CASHMERE GOAT, a variety of the common goat, remarkable for its very long, fine, and silky hair, from which the highly valued Cashmere shawls are made. It is not so much in Cashmere that this variety of goat is to be found, as in Thibet, from which the finest goat-hair is imported into Cashmere, to be there manufactured into shawls. The hair is even longer than that of the Angora goat, and not, like it, curled into ringlets, but straight. It is about 18 in. long. A single goat does not yield more than three ounces, and the fleeces of ten goats are requisite for the manufacture of a shawl a yard and a half square. The hair is spun by women, and dyed after it is spun. It is said that 16,000 looms are kept in constant employment in Cashmere, producing annually about 30,000 shawls. The shawls are woven iu rudely constructed looms, a pair of shawls sometimes occupying three or four men a whole year in weaving. C. shawls, of the finest quality are sold in London at from £100 to £400 each. Plain shawls are simply woven in the loom, but those with variegated patterns are worked with wooden needles, a separate needle being used for each color. These shawls are in the highest request in

India; but the hair of several other breeds of goat inferior to that of Thibet is employed for the manufacture of shawls called by the same name. Imitations of these are manu factured in France rather extensively, some from the Thibet wool entirely, and others of a mixture of this with silk and cotton. It is said that 24 lbs. of the best Thibetan goat-hair sell in Cashmere for 20 rupees, or £10 sterling.

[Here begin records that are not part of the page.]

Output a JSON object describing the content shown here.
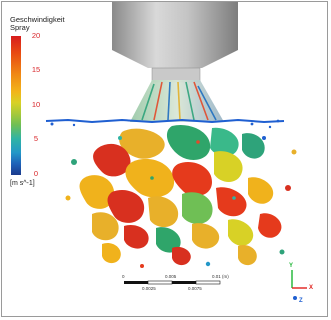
{
  "legend": {
    "title_line1": "Geschwindigkeit",
    "title_line2": "Spray",
    "ticks": [
      "20",
      "15",
      "10",
      "5",
      "0"
    ],
    "unit": "[m s^-1]",
    "colors": [
      "#d71d1d",
      "#f08a14",
      "#d8d126",
      "#6fbf55",
      "#2fb4a5",
      "#2397c8",
      "#1b3a8c"
    ]
  },
  "scale_bar": {
    "top_labels": [
      "0",
      "0.005",
      "0.01 (m)"
    ],
    "bottom_labels": [
      "0.0025",
      "0.0075"
    ]
  },
  "triad": {
    "axes": [
      "X",
      "Y",
      "Z"
    ],
    "colors": [
      "#e0201c",
      "#1db534",
      "#1f5fd1"
    ]
  },
  "nozzle": {
    "body_color": "#b5b5b5"
  }
}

Attempts have been made to introduce the C. G. into Europe. Baron Alstrmmer attempted, in the end of last century, to naturalize it in Sweden; and a very spirited attempt to introduce it into Britain has recently been made by Mr. Towers. A mixed race, produced by crossing the C.G. and the Angora goat, has been found to possess most valuable qualities, the hair being long, fine, and more abundant than in any of the parent breeds.—The male of the C. G. has very large, flattened, wavy horns.